Menurut dosen hukum Universitas Jambi, Sri Rahayu, berkas-berkas itu mestinya bisa jadi alat bukti penguat. Ia mempertanyakan jaksa tak menyertakan. ”Mengapa hasil pemeriksaan psikologi tidak digunakan? Mengapa saksi ahlinya tidak dimintai keterangan dalam sidang, padahal ini bisa jadi penguat?” ucapnya.
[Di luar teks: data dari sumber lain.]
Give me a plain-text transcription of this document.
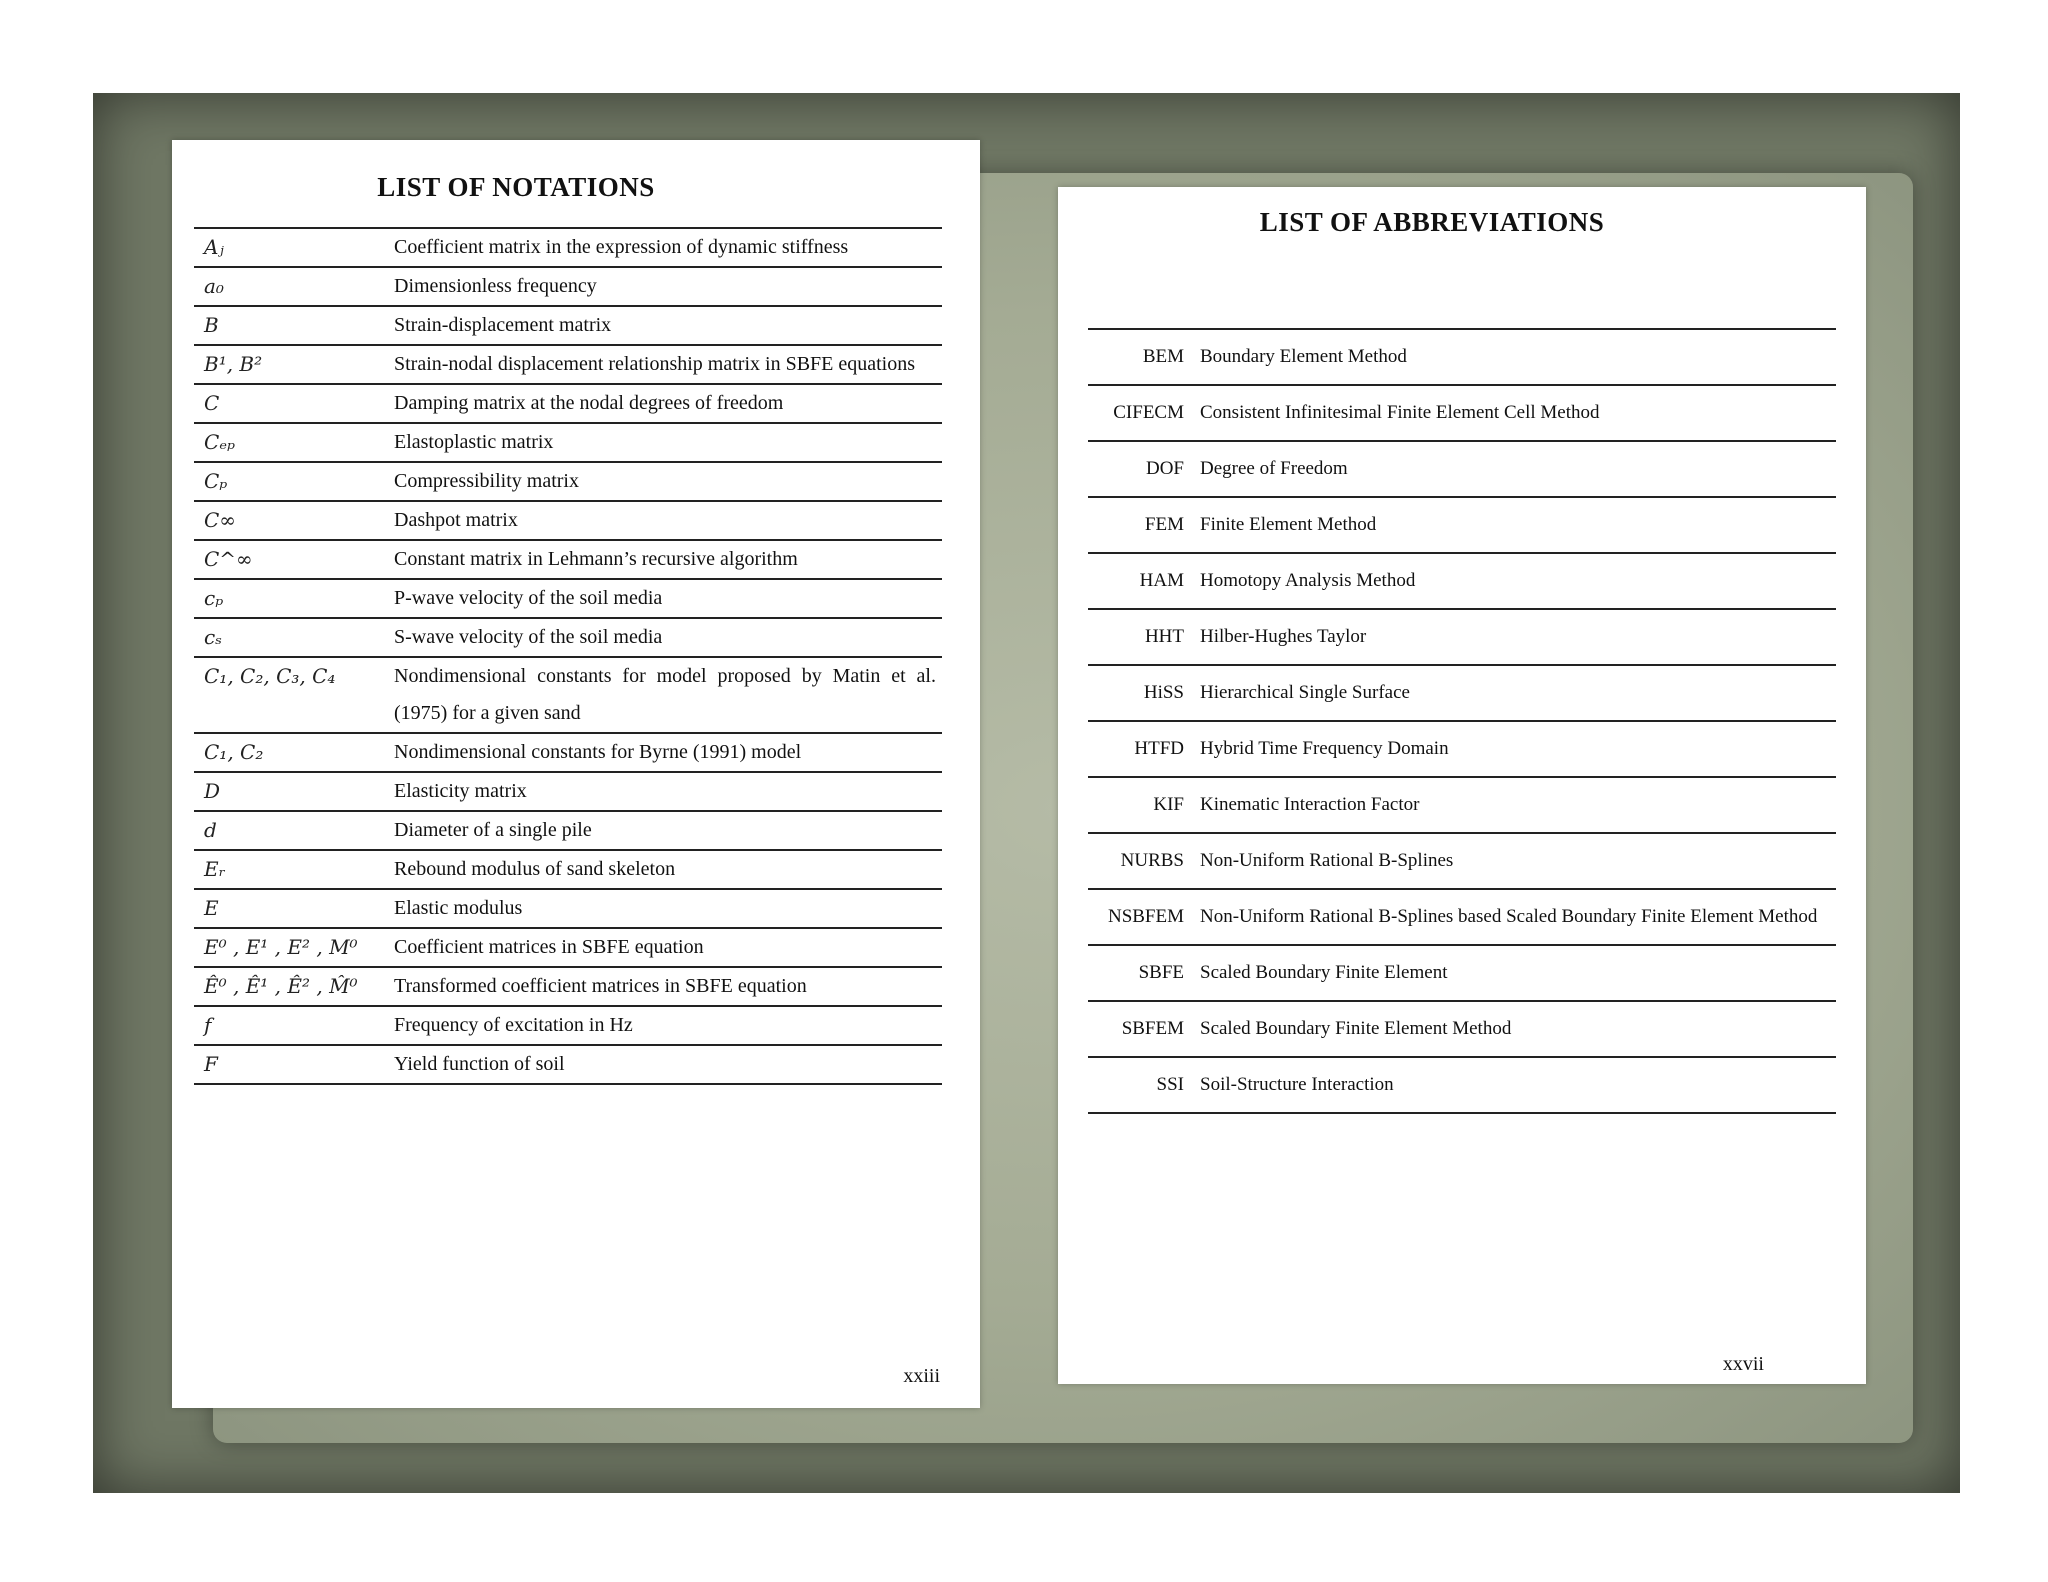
LIST OF NOTATIONS
Aⱼ	Coefficient matrix in the expression of dynamic stiffness
a₀	Dimensionless frequency
B	Strain-displacement matrix
B¹, B²	Strain-nodal displacement relationship matrix in SBFE equations
C	Damping matrix at the nodal degrees of freedom
Cₑₚ	Elastoplastic matrix
Cₚ	Compressibility matrix
C∞	Dashpot matrix
C^∞	Constant matrix in Lehmann’s recursive algorithm
cₚ	P-wave velocity of the soil media
cₛ	S-wave velocity of the soil media
C₁, C₂, C₃, C₄	Nondimensional constants for model proposed by Matin et al. (1975) for a given sand
C₁, C₂	Nondimensional constants for Byrne (1991) model
D	Elasticity matrix
d	Diameter of a single pile
Eᵣ	Rebound modulus of sand skeleton
E	Elastic modulus
E⁰ , E¹ , E² , M⁰	Coefficient matrices in SBFE equation
Ê⁰ , Ê¹ , Ê² , M̂⁰	Transformed coefficient matrices in SBFE equation
f	Frequency of excitation in Hz
F	Yield function of soil
xxiii
LIST OF ABBREVIATIONS
BEM Boundary Element Method
CIFECM Consistent Infinitesimal Finite Element Cell Method
DOF Degree of Freedom
FEM Finite Element Method
HAM Homotopy Analysis Method
HHT Hilber-Hughes Taylor
HiSS Hierarchical Single Surface
HTFD Hybrid Time Frequency Domain
KIF Kinematic Interaction Factor
NURBS Non-Uniform Rational B-Splines
NSBFEM Non-Uniform Rational B-Splines based Scaled Boundary Finite Element Method
SBFE Scaled Boundary Finite Element
SBFEM Scaled Boundary Finite Element Method
SSI Soil-Structure Interaction
xxvii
Menanggapi itu, Kepala Penerangan dan Hukum Kejaksaan Tinggi Jambi Lexy Fatharani beralasan, pendapat saksi ahli ataupun bukti pemeriksaan psikologis para korban tidak harus ada. Terkait vonis bebas, pihaknya langsung menyatakan kasasi. Memori kasasinya masih disiapkan.
Juru Bicara Save Our Sister, Zubaidah, melihat kejanggalan selama proses penyidikan, penuntutan, dan persidangan. Akibatnya, hak anak sebagai korban untuk mendapat keadilan hukum dilanggar. Penegak hukum dinilai mengabaikan kondisi psikologis korban. ”Jika aspek psikologis ini tidak menjadi pertimbangan, berarti aturan tentang Perlindungan Anak telah dilanggar,” katanya.
Komisioner Komisi Perlindungan Anak Indonesia Bidang Hak Sipil dan Partisipasi Anak, Jasra Putra, melihat kasus pembuktian pencabulan sering kali mandek karena korban takut atau malu jadi saksi di persidangan. Di Jambi, keberanian anak-anak dan orangtua mengungkap pencabulan itu patut diapresiasi.
”Negara seharusnya berperan lebih demi mendukung mereka yang berani melapor,” ujar Jasra. Para korban masih berharap mendapatkan keadilan, termasuk Selvi, ibu dua anak yang kini tak lagi ceria.